Jalan Terjal Aktifis Bengkulu

'

Editorial kami sebelumnya berjudul “Jaminana Ketersedian Parlemen Muda Pemilu 2019” mengulas tentang ekspektasi publik yang merindukan parlemen yang dinamis. Kata ‘muda’ tidak hanya mewakili dikotomi generasi politik namun lebih dari itu ‘muda’ yang dimaksud adalah kecendrungan untuk krtitis, anti mengangguk, dan berwawasan masa depan, idelanya parlemen. 

KPU Provinsi Bengkulu pada jumat 10 Mei 2019 baru saja mengetuk palu hasil rekapitulasi perolehan suara pemilu 2019 di tingkat Provinsi Bengkulu. Ketukan palu itu sekaligus penanda gambaran 5 tahun komposisi parlemen di Provinsi Bengkulu baik untuk DPR RI, DPD, DPDRD Prov, DPDR Kab/Kota. 

Ketukan palu KPU itu meninggalkan catatan bagi kalangan aktifis Bengkulu, mereka dihadapkan dengan kompleksitas demokrasi yang berujung pada terhentinya langkah menuju kekuasaan. Komposisi parlemen Bengkulu tidak banyak berubah, kerinduan akan dinamika parlemen pun pupus. Nama-nama kritis yang diharap menjadi penyambung aspirasi, pengimbang kekuasaan justru tertinggal di tengah jalan. 

Sebut saja  Achmad Tarmizi Gumay, Zacky Antoni, Feri Sapran Edi, Aurego Jaya (DPRD Provinsi). Emilia Puspita dan Barlian (DPD RI), Antonio Imanda, Yogianto, Heru Saputra, Yusliadi (DPRD Kab/Kota) yang tanpa parleman sekalipun mereka selalu tampil sebagai kontrol kekuasaan dalam kapasitasnya masing-masing.

Mungkin benar apa yang diucap Feri Sapran Edi, “Kekuasaan dalam Demokrasi Harus Direbut dengan Kekuasaan” Kalimat itu terkesan kontradiksi karena prinsip demokrasi yang seluas-luasnya untuk rakyat, tanpa pandang kasta. Namun, melihat fakta politik hari ini, prinsip demokrasi justru antitesa dengan fakta-fakta empirik dalam arena kekuasaan. Kalimat itu bisa juga berarti benar karena “kekuasaan’ yang dimaksud adalah afiliasi dengan penguasa dan kekuatan basis ekonomi.  

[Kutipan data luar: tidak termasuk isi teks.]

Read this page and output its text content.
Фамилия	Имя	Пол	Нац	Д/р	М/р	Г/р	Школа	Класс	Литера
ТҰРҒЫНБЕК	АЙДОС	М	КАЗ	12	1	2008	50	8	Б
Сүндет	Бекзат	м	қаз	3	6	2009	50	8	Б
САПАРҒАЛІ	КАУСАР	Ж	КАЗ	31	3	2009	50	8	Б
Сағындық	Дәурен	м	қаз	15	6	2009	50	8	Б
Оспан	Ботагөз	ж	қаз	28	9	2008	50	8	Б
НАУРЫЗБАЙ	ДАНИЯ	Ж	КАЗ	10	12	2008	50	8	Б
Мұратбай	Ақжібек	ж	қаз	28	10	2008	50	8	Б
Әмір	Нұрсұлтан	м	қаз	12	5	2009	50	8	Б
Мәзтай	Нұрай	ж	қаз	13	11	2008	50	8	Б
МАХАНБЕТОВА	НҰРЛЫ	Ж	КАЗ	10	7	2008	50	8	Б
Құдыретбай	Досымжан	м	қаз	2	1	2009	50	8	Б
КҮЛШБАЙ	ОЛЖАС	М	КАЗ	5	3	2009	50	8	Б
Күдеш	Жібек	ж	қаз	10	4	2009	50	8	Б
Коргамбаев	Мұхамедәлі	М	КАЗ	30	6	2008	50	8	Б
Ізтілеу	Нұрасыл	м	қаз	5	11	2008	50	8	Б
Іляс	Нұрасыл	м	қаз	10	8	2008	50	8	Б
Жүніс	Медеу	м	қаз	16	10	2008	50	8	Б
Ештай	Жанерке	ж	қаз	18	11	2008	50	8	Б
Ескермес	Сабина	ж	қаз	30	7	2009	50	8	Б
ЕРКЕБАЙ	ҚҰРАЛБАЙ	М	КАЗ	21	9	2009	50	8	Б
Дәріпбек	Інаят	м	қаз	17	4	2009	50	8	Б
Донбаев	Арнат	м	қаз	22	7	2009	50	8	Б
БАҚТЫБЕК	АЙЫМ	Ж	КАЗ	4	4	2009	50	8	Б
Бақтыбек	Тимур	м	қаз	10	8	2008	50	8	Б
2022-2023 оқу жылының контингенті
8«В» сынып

Nama-nama aktifis Bengkulu diatas bukanlah deret nama yang dekat dengan kekuasaan (ekonomi politik) namun mereka selalau lekat dengan aspirasi rakyat tapi mereka gagal dalam politik kekuasaan, entah apa sebab?

Memang tidaklah baik berkesimpulan diawal namun politik bukanlah matematik yang runut tanpa bisa diasumsi. Dalam matematika, simbol ‘sama dengan’ tidak mungkin muncul tanpa didahuli simbol ‘tambah kurang’ atau ‘bagi kali’ namun, dalam politik tidaklah demikian. 

Editorial ini bukan pula bermaksud mengukur kapasitas mereka yang menempuh jalan mulus menuju kekuasaan namun sebuah catatan demokrasi kita yang sempit bagi kaum yang hanya ‘punya lidah tanpa rasa’.

Mereka, Aktifis Bengkulu atau apalah namanya, yang jelas selama ini mereka menjadi penghias diskursus politik kita, gigit jari disaat jalan mulai terjal.